H aving battled their deadly rivals the Romans in Spain, in 218BC the Carthaginian army made a motion that no one expected. Their commander Hannibal marched his troops, including cavalry and African war elephants, across a high laissez passer in the Alps to strike at Rome itself from the northward of the Italian peninsula. It was ane of the greatest military feats in history.

The Romans had presumed that the Alps created a secure natural barrier against invasion of their homeland. They hadn't reckoned with Hannibal's boldness. In December he smashed apart the Roman forces in the north, assisted by his awesome elephants, the tanks of classical warfare. Many of the animals died of cold or disease the post-obit winter, but Hannibal fought his way downward through Italian republic. For 15 years he ravaged the state, killing or wounding over a one thousand thousand citizens but without taking Rome. But when he faced the Roman full general Scipio Africanus at Zama in north Africa in 202BC, his strategic genius met its match. So concluded the second Punic war, with Rome the victor.

Hannibal's alpine crossing has been celebrated in myth, art and film. JMW Turner made high drama of it in 1812, a louring snowstorm sending the Carthaginians into wild disarray. The 1959 sword-and-sandals epic movie, with Victor Mature in the eponymous championship role, fabricated Hannibal's "crazed elephant army" look more than like the polite zoo creatures they manifestly were.

The battles didn't end with Scipio'southward victory, though. Much ink, if non claret, has been spilled in furious arguments between historians over the precise route that Hannibal took across the Alps. The reply makes not a blind bit of difference to the historical consequence, but at that place's clearly something about that image of elephants on snowy peaks that makes experts care securely about where exactly they went.

An international team of scientists at present thinks the puzzle is largely solved. Its leader, geomorphologist Bill Mahaney of York University in Toronto, began pondering the question almost two decades agone by looking at geographical and environmental references in the classical texts. He and his colleagues have just revealed surprising new testify supporting their claim to have uncovered Hannibal'south path.

An illustration of Hannibal crossing the Alps with elephants and horses.
An illustration of Hannibal crossing the Alps with elephants and horses. Photograph: Getty Images/Dorling Kindersley

The three Punic wars were a struggle for dominance of the Mediterranean region by the two great trading and military powers of the third and second centuries BC: Carthage and Rome. Carthage, a former Phoenician metropolis-state in present-24-hour interval Tunis, had an empire extending over most of the north African coast also as the southern tip of Iberia. Rome was and then nevertheless a republic, and the two states were locked in a power struggle apt to flare into open state of war, until the Romans annihilated Carthage in 146BC.

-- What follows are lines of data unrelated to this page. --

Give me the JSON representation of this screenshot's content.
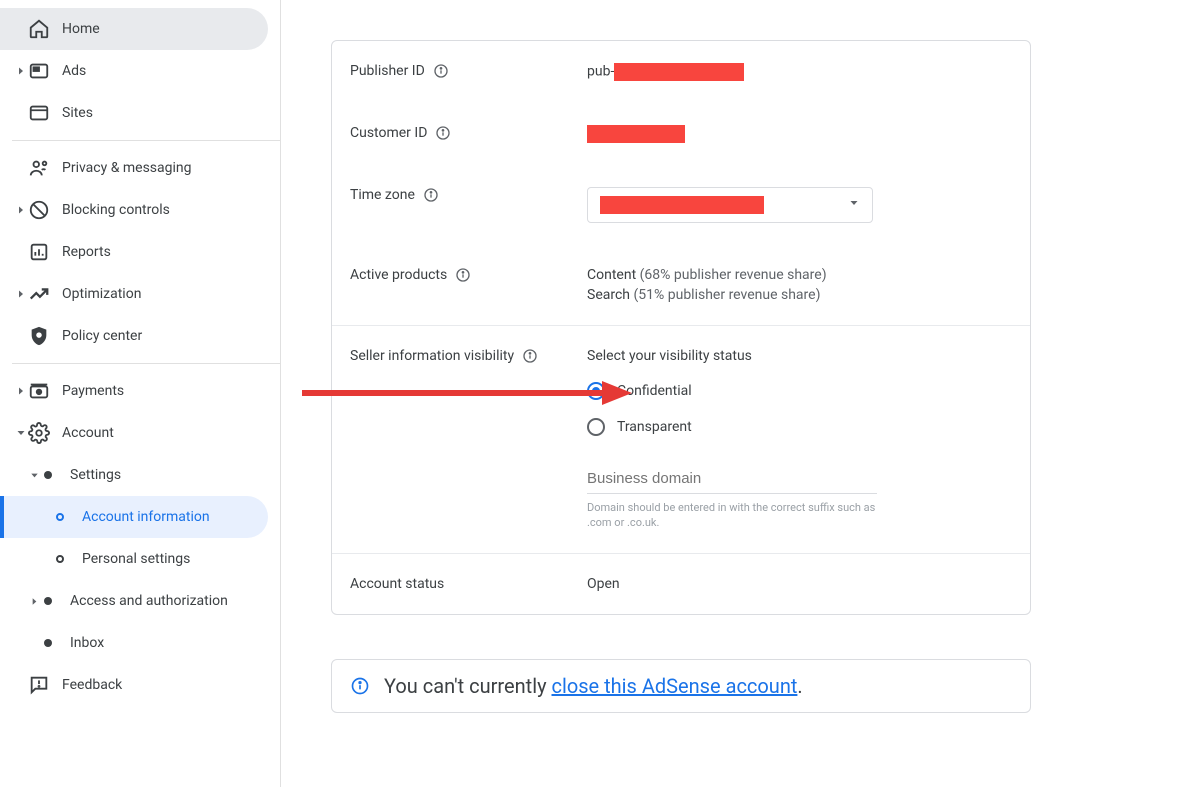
{
  "sidebar": {
    "home": "Home",
    "ads": "Ads",
    "sites": "Sites",
    "privacy": "Privacy & messaging",
    "blocking": "Blocking controls",
    "reports": "Reports",
    "optimization": "Optimization",
    "policy": "Policy center",
    "payments": "Payments",
    "account": "Account",
    "settings": "Settings",
    "account_info": "Account information",
    "personal_settings": "Personal settings",
    "access": "Access and authorization",
    "inbox": "Inbox",
    "feedback": "Feedback"
  },
  "main": {
    "publisher_id_label": "Publisher ID",
    "publisher_id_prefix": "pub-",
    "customer_id_label": "Customer ID",
    "timezone_label": "Time zone",
    "active_products_label": "Active products",
    "active_products_content": "Content ",
    "active_products_content_share": "(68% publisher revenue share)",
    "active_products_search": "Search ",
    "active_products_search_share": "(51% publisher revenue share)",
    "seller_visibility_label": "Seller information visibility",
    "seller_visibility_prompt": "Select your visibility status",
    "radio_confidential": "Confidential",
    "radio_transparent": "Transparent",
    "business_domain_placeholder": "Business domain",
    "business_domain_hint": "Domain should be entered in with the correct suffix such as .com or .co.uk.",
    "account_status_label": "Account status",
    "account_status_value": "Open",
    "banner_prefix": "You can't currently ",
    "banner_link": "close this AdSense account",
    "banner_suffix": "."
  }
}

Hannibal, son of full general Hamilcar who led troops in the first Punic war, gave Carthage its most glorious hour. He is ranked aslope Alexander the Great, Julius Caesar and his nemesis Scipio as ane of the greatest war machine strategists of the ancient world, and his alpine crossing plays a large part in that reputation. Most of what we know nearly it comes from the accounts given by the Roman writers Polybius (c200-118BC) and Livy (59BC-AD17). They make information technology sound truly harrowing.

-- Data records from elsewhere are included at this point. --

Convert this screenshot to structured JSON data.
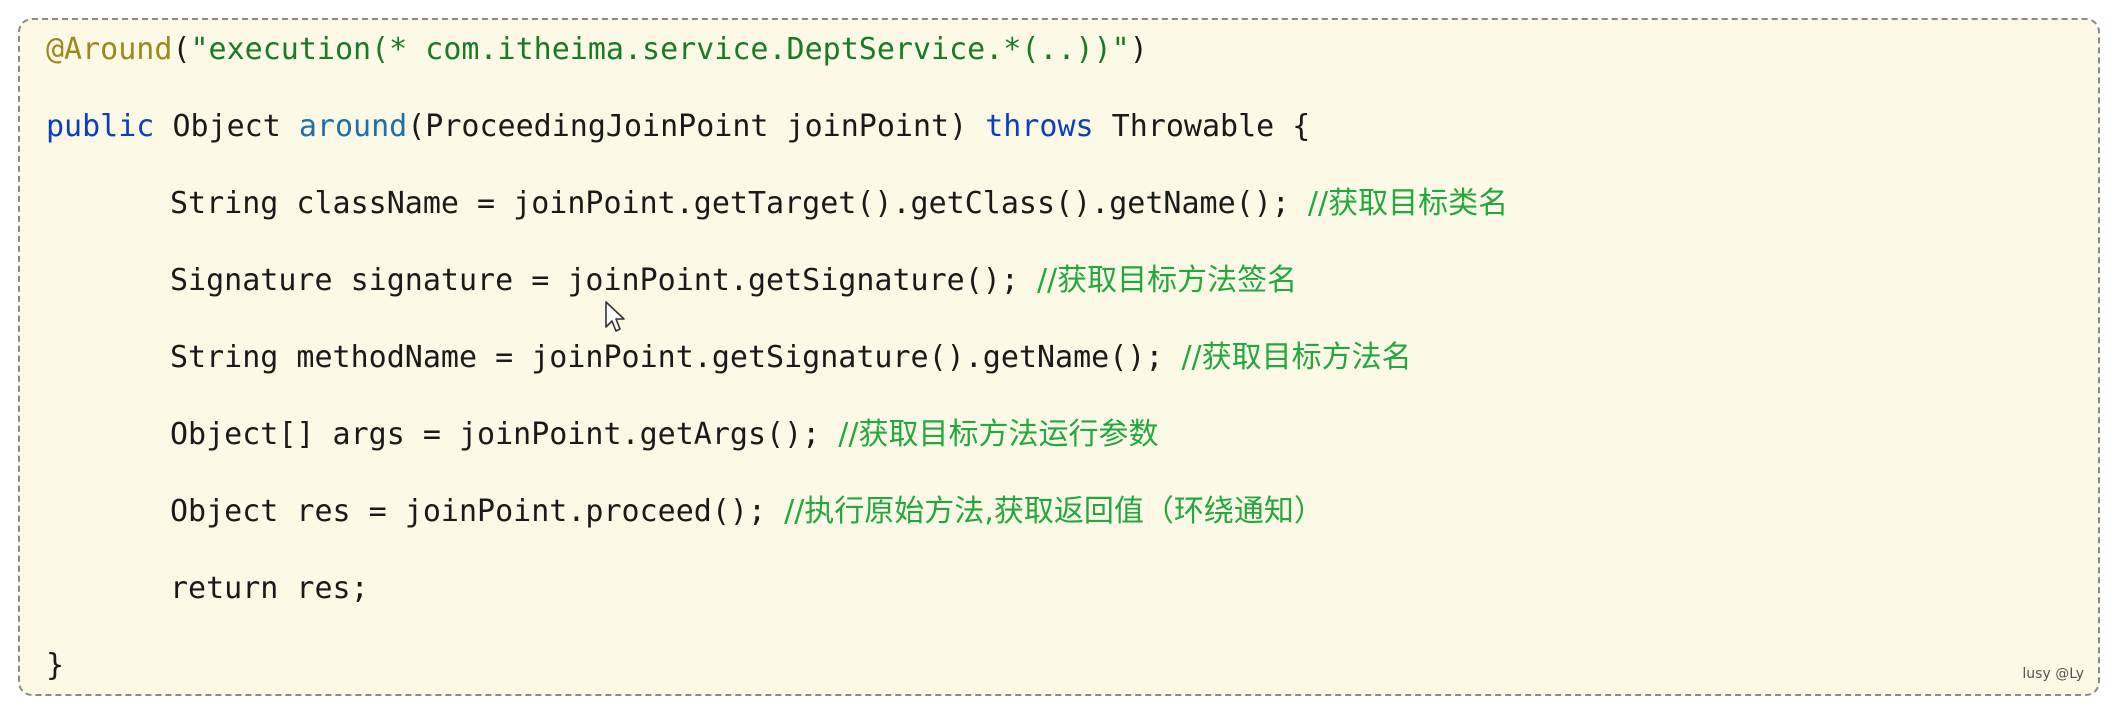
{
  "code": {
    "annotation": {
      "name": "@Around",
      "open": "(",
      "value": "\"execution(* com.itheima.service.DeptService.*(..))\"",
      "close": ")"
    },
    "signature": {
      "modifier": "public",
      "return_type": "Object",
      "method_name": "around",
      "params": "(ProceedingJoinPoint joinPoint)",
      "throws_kw": "throws",
      "exception": "Throwable",
      "brace": "{"
    },
    "statements": [
      {
        "code": "String className = joinPoint.getTarget().getClass().getName(); ",
        "comment": "//获取目标类名"
      },
      {
        "code": "Signature signature = joinPoint.getSignature(); ",
        "comment": "//获取目标方法签名"
      },
      {
        "code": "String methodName = joinPoint.getSignature().getName(); ",
        "comment": "//获取目标方法名"
      },
      {
        "code": "Object[] args = joinPoint.getArgs(); ",
        "comment": "//获取目标方法运行参数"
      },
      {
        "code": "Object res = joinPoint.proceed(); ",
        "comment": "//执行原始方法,获取返回值（环绕通知）"
      }
    ],
    "return_stmt": "return res;",
    "closing_brace": "}"
  },
  "watermark": "lusy @Ly",
  "icons": {
    "cursor": "mouse-pointer-icon"
  },
  "colors": {
    "background": "#fcfae6",
    "border": "#8a8a8a",
    "annotation": "#9b8a1c",
    "string": "#1a7a26",
    "keyword": "#0b3fbf",
    "method_name": "#1f6fa8",
    "comment": "#22a83d",
    "text": "#1a1a1a"
  }
}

As the Carthaginian army ascended from the Rhône valley in Gaul, they were harassed and attacked by mountain tribes who, knowing the territory, set ambushes, dropped boulders and generally wrought havoc. During the descent the Carthaginians were mostly unmolested, but at present the mountains themselves threatened mortal danger. The Alps are steeper on the Italian side, and the path is narrow, hemmed in past precipices.

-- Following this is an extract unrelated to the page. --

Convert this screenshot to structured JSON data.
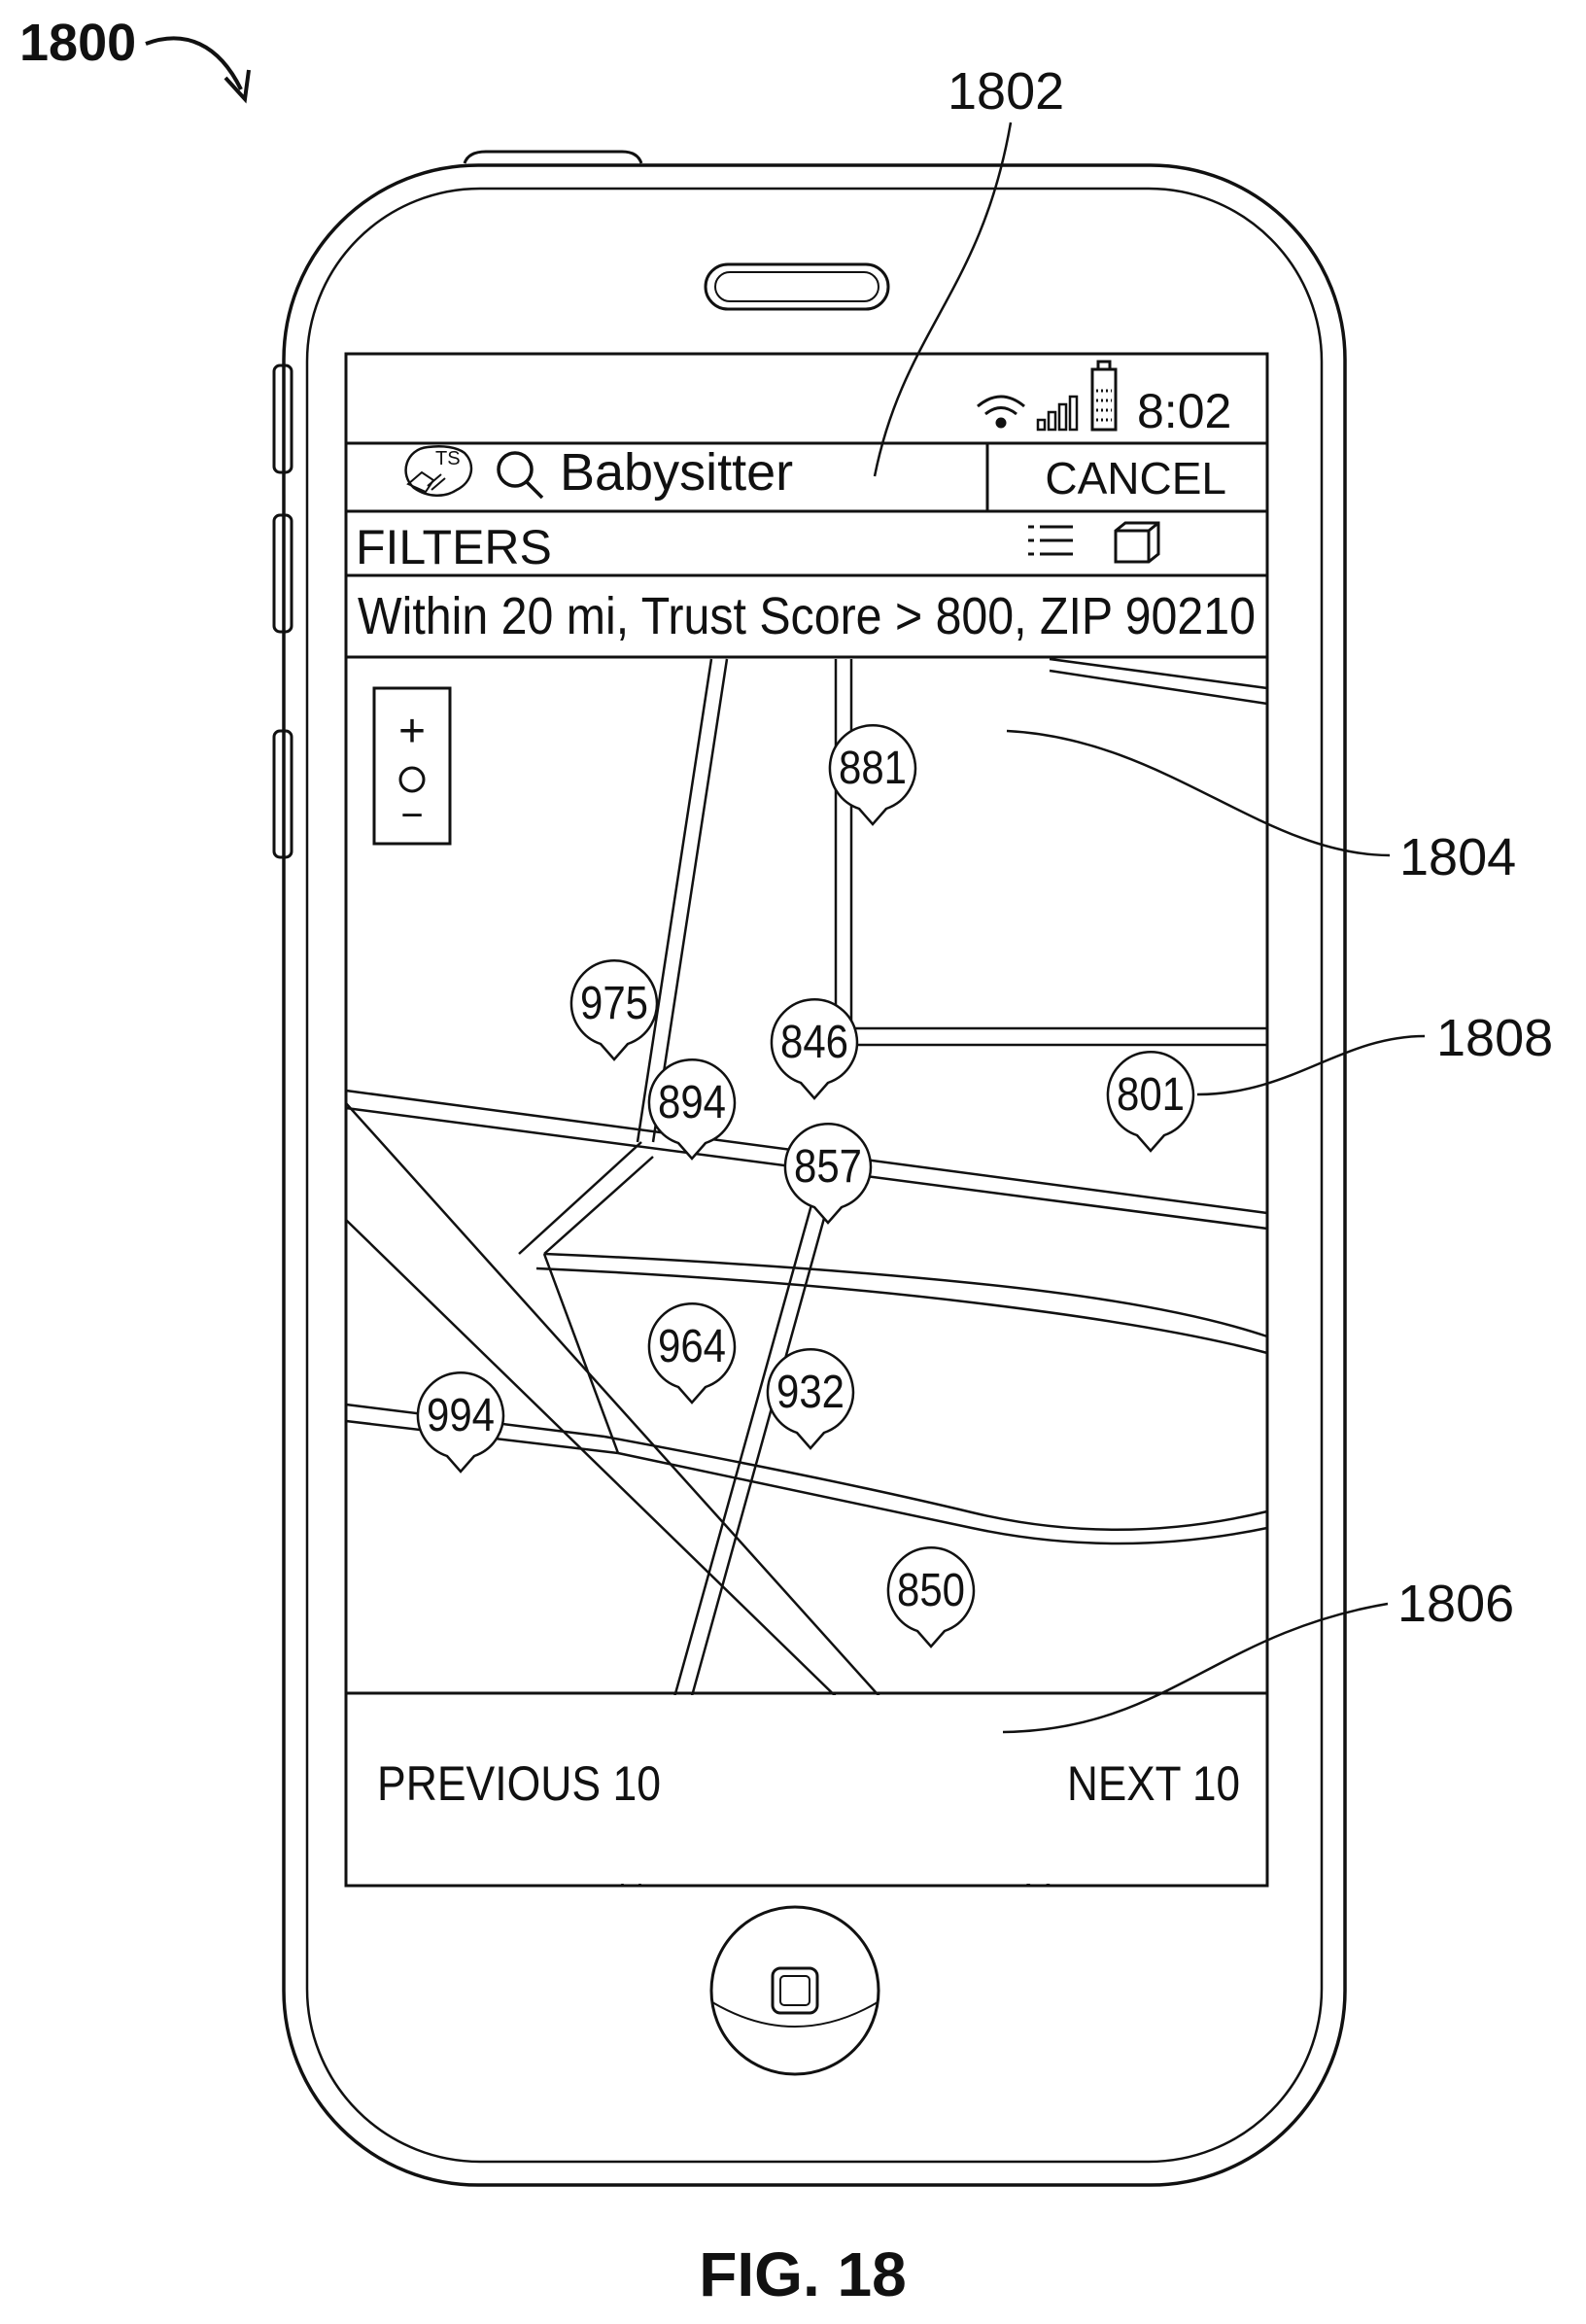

"Considering of the snowfall and of the dangers of his route [Hannibal] lost nearly as many men as he had done on the ascent," wrote Polybius. "Since neither the men nor the animals could be sure of their ground on account of the snow, any who stepped wide of the path or stumbled, overbalanced and savage down the precipices."

At length they reached a spot where the path suddenly seemed impassable, as Livy describes information technology: "A narrow cliff falling away and then sheer that even a low-cal-armed soldier could inappreciably accept got downwardly it past feeling his way and clinging to such bushes and stumps equally presented themselves."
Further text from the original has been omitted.